The issue of robotisation is discussed daily. Is it a forward or backward step? People working in production, for example, often worry about their jobs. Evidence of this may be a case from Amazon in America.
The fact that employees in the company's distribution centres have difficult conditions and a strict regime in which they have to meet high quotas even faster and flawlessly has long been common knowledge. But now there is a novelty in the Amazon world that may be worrying and even alarming for other companies.
A statement by Amazon indicates that it is a computer, not the supervisor, deciding on the dismissal of workers. The robot measures the personal performance of employees, who are under scrutiny throughout their working hours. According to certain algorithms, the machine evaluates the extent to which workers have failed in their duties, for which they are at best reprimanded and at worst dismissed.
The worst variation was experienced by the unfairly dismissed Barbara Duvall, who is now suing Amazon.
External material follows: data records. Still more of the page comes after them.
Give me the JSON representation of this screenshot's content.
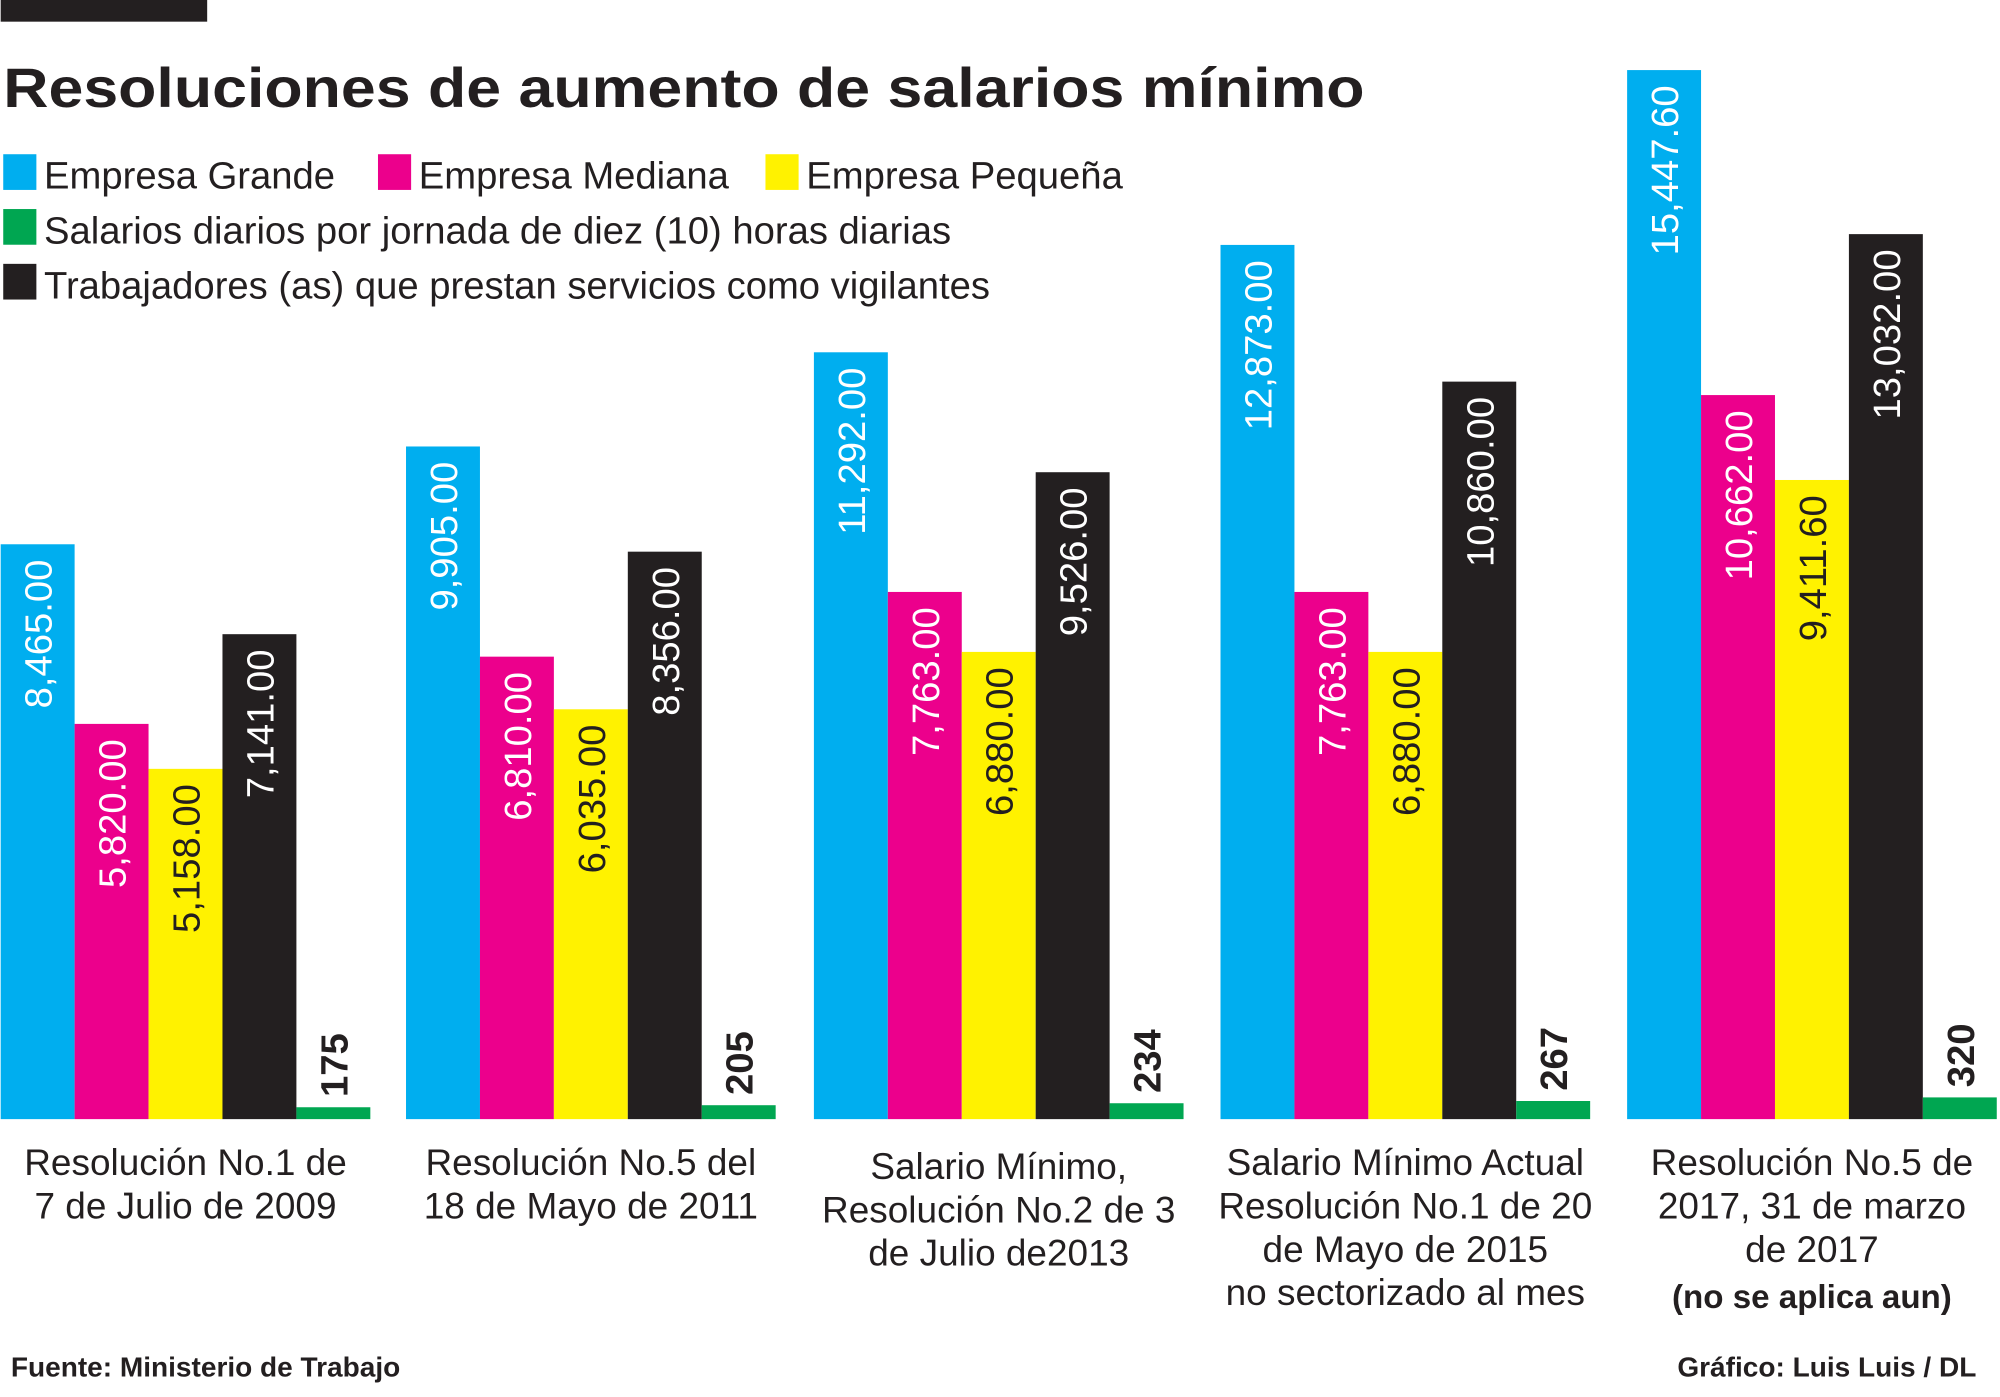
{
  "chart_data": {
    "type": "bar",
    "title": "Resoluciones de aumento de salarios mínimo",
    "categories": [
      [
        "Resolución No.1 de",
        "7 de Julio de 2009"
      ],
      [
        "Resolución No.5 del",
        "18 de Mayo de 2011"
      ],
      [
        "Salario Mínimo,",
        "Resolución No.2 de 3",
        "de Julio de2013"
      ],
      [
        "Salario Mínimo Actual",
        "Resolución No.1 de 20",
        "de Mayo de 2015",
        "no sectorizado al mes"
      ],
      [
        "Resolución No.5 de",
        "2017, 31 de marzo",
        "de 2017"
      ]
    ],
    "category_note": [
      "",
      "",
      "",
      "",
      "(no se aplica aun)"
    ],
    "series": [
      {
        "name": "Empresa Grande",
        "color": "#00aeef",
        "label_color": "#ffffff",
        "values": [
          8465.0,
          9905.0,
          11292.0,
          12873.0,
          15447.6
        ],
        "labels": [
          "8,465.00",
          "9,905.00",
          "11,292.00",
          "12,873.00",
          "15,447.60"
        ]
      },
      {
        "name": "Empresa Mediana",
        "color": "#ec008c",
        "label_color": "#ffffff",
        "values": [
          5820.0,
          6810.0,
          7763.0,
          7763.0,
          10662.0
        ],
        "labels": [
          "5,820.00",
          "6,810.00",
          "7,763.00",
          "7,763.00",
          "10,662.00"
        ]
      },
      {
        "name": "Empresa Pequeña",
        "color": "#fff200",
        "label_color": "#231f20",
        "values": [
          5158.0,
          6035.0,
          6880.0,
          6880.0,
          9411.6
        ],
        "labels": [
          "5,158.00",
          "6,035.00",
          "6,880.00",
          "6,880.00",
          "9,411.60"
        ]
      },
      {
        "name": "Trabajadores (as) que prestan servicios como vigilantes",
        "color": "#231f20",
        "label_color": "#ffffff",
        "values": [
          7141.0,
          8356.0,
          9526.0,
          10860.0,
          13032.0
        ],
        "labels": [
          "7,141.00",
          "8,356.00",
          "9,526.00",
          "10,860.00",
          "13,032.00"
        ]
      },
      {
        "name": "Salarios diarios por jornada de diez (10) horas diarias",
        "color": "#00a651",
        "label_color": "#231f20",
        "values": [
          175,
          205,
          234,
          267,
          320
        ],
        "labels": [
          "175",
          "205",
          "234",
          "267",
          "320"
        ]
      }
    ],
    "legend_order": [
      [
        "Empresa Grande",
        "Empresa Mediana",
        "Empresa Pequeña"
      ],
      [
        "Salarios diarios por jornada de diez (10) horas diarias"
      ],
      [
        "Trabajadores (as) que prestan servicios como vigilantes"
      ]
    ],
    "legend_placement": "top-left",
    "grid": false,
    "ylim": [
      0,
      15500
    ]
  },
  "footer": {
    "source": "Fuente: Ministerio de Trabajo",
    "credit": "Gráfico: Luis Luis / DL"
  }
}
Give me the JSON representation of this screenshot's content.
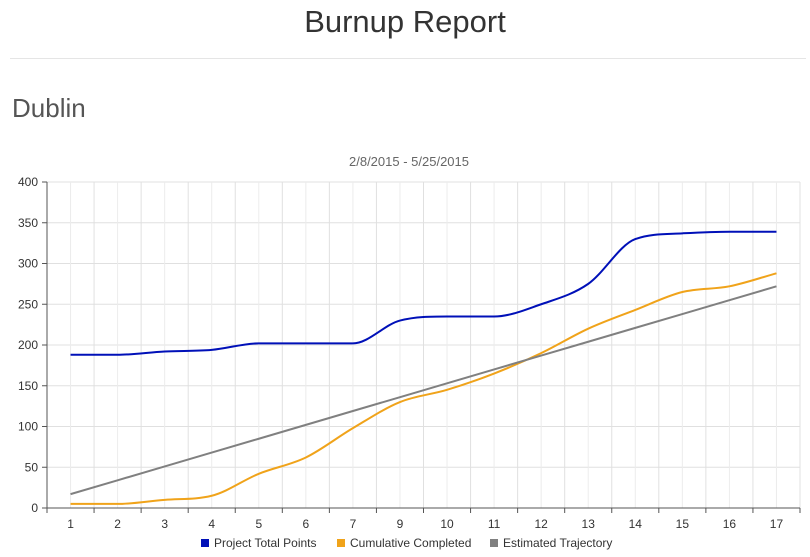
{
  "page": {
    "title": "Burnup Report",
    "section": "Dublin"
  },
  "colors": {
    "project_total": "#0010b8",
    "cumulative_completed": "#f0a31a",
    "estimated_trajectory": "#808080",
    "grid": "#e0e0e0",
    "axis": "#555555"
  },
  "chart_data": {
    "type": "line",
    "title": "2/8/2015 - 5/25/2015",
    "xlabel": "",
    "ylabel": "",
    "categories": [
      "1",
      "2",
      "3",
      "4",
      "5",
      "6",
      "7",
      "9",
      "10",
      "11",
      "12",
      "13",
      "14",
      "15",
      "16",
      "17"
    ],
    "ylim": [
      0,
      400
    ],
    "yticks": [
      0,
      50,
      100,
      150,
      200,
      250,
      300,
      350,
      400
    ],
    "grid": true,
    "legend_position": "bottom",
    "series": [
      {
        "name": "Project Total Points",
        "color": "#0010b8",
        "values": [
          188,
          188,
          192,
          194,
          202,
          202,
          202,
          230,
          235,
          235,
          250,
          275,
          330,
          337,
          339,
          339
        ]
      },
      {
        "name": "Cumulative Completed",
        "color": "#f0a31a",
        "values": [
          5,
          5,
          10,
          15,
          42,
          62,
          98,
          130,
          145,
          165,
          190,
          220,
          243,
          265,
          272,
          288
        ]
      },
      {
        "name": "Estimated Trajectory",
        "color": "#808080",
        "values": [
          17,
          34,
          51,
          68,
          85,
          102,
          119,
          136,
          153,
          170,
          187,
          204,
          221,
          238,
          255,
          272
        ]
      }
    ]
  }
}
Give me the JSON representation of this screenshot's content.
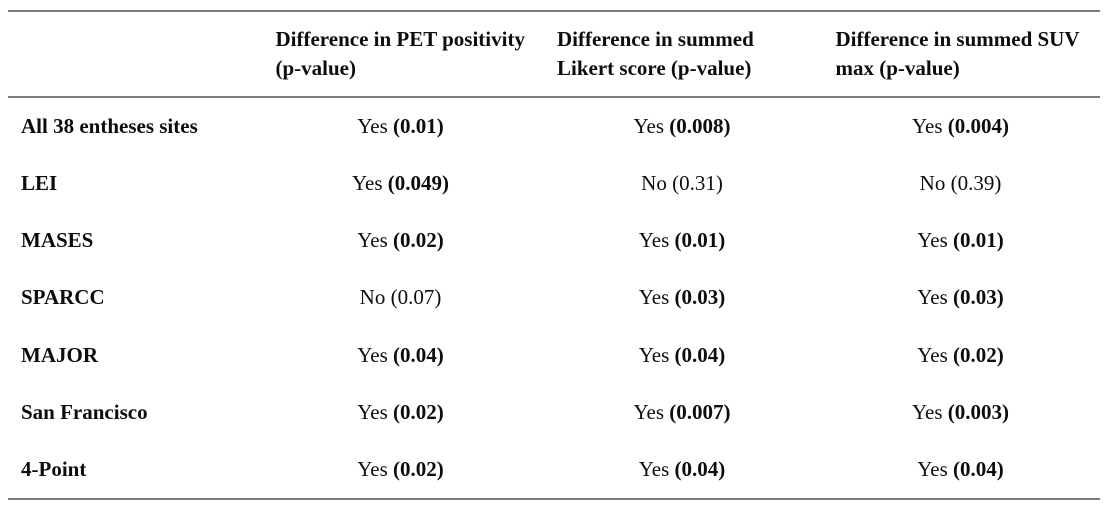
{
  "colors": {
    "background": "#ffffff",
    "text": "#0d0d0d",
    "rule": "#7a7a7a"
  },
  "table": {
    "columns": [
      {
        "label": ""
      },
      {
        "label": "Difference in PET positivity (p-value)",
        "line1": "Difference in PET",
        "line2": "positivity (p-value)"
      },
      {
        "label": "Difference in summed Likert score (p-value)",
        "line1": "Difference in summed",
        "line2": "Likert score (p-value)"
      },
      {
        "label": "Difference in summed SUV max (p-value)",
        "line1": "Difference in summed",
        "line2": "SUV max (p-value)"
      }
    ],
    "rows": [
      {
        "label": "All 38 entheses sites",
        "cells": [
          {
            "answer": "Yes",
            "p_value": "(0.01)",
            "significant": true
          },
          {
            "answer": "Yes",
            "p_value": "(0.008)",
            "significant": true
          },
          {
            "answer": "Yes",
            "p_value": "(0.004)",
            "significant": true
          }
        ]
      },
      {
        "label": "LEI",
        "cells": [
          {
            "answer": "Yes",
            "p_value": "(0.049)",
            "significant": true
          },
          {
            "answer": "No",
            "p_value": "(0.31)",
            "significant": false
          },
          {
            "answer": "No",
            "p_value": "(0.39)",
            "significant": false
          }
        ]
      },
      {
        "label": "MASES",
        "cells": [
          {
            "answer": "Yes",
            "p_value": "(0.02)",
            "significant": true
          },
          {
            "answer": "Yes",
            "p_value": "(0.01)",
            "significant": true
          },
          {
            "answer": "Yes",
            "p_value": "(0.01)",
            "significant": true
          }
        ]
      },
      {
        "label": "SPARCC",
        "cells": [
          {
            "answer": "No",
            "p_value": "(0.07)",
            "significant": false
          },
          {
            "answer": "Yes",
            "p_value": "(0.03)",
            "significant": true
          },
          {
            "answer": "Yes",
            "p_value": "(0.03)",
            "significant": true
          }
        ]
      },
      {
        "label": "MAJOR",
        "cells": [
          {
            "answer": "Yes",
            "p_value": "(0.04)",
            "significant": true
          },
          {
            "answer": "Yes",
            "p_value": "(0.04)",
            "significant": true
          },
          {
            "answer": "Yes",
            "p_value": "(0.02)",
            "significant": true
          }
        ]
      },
      {
        "label": "San Francisco",
        "cells": [
          {
            "answer": "Yes",
            "p_value": "(0.02)",
            "significant": true
          },
          {
            "answer": "Yes",
            "p_value": "(0.007)",
            "significant": true
          },
          {
            "answer": "Yes",
            "p_value": "(0.003)",
            "significant": true
          }
        ]
      },
      {
        "label": "4-Point",
        "cells": [
          {
            "answer": "Yes",
            "p_value": "(0.02)",
            "significant": true
          },
          {
            "answer": "Yes",
            "p_value": "(0.04)",
            "significant": true
          },
          {
            "answer": "Yes",
            "p_value": "(0.04)",
            "significant": true
          }
        ]
      }
    ]
  }
}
The firm is defending itself on the grounds that the employee was not dismissed by a person, but by a computer whose decision is automatically generated and not influenced by the manager. The manager may intervene only if a dismissal is unjustified.
"About three hundred employees have been dismissed in this way (between August 2017 and September 2018) at our distribution centre in Baltimore," said a spokesperson for Amazon.
Workers - robots
Amazon's economy is based on continuous growth. Every year the company has to increase its market share; otherwise share prices and investors' expectations decline. For this reason, workers are put under enormous pressure regarding pace and efficiency. Workers have complained in the past that they were being treated "like robots". But the company knows this too.
"The most versatile machine we have is a human being. Therefore we need to use human labour responsibly," stated Amazon's vice-president for Europe four years ago.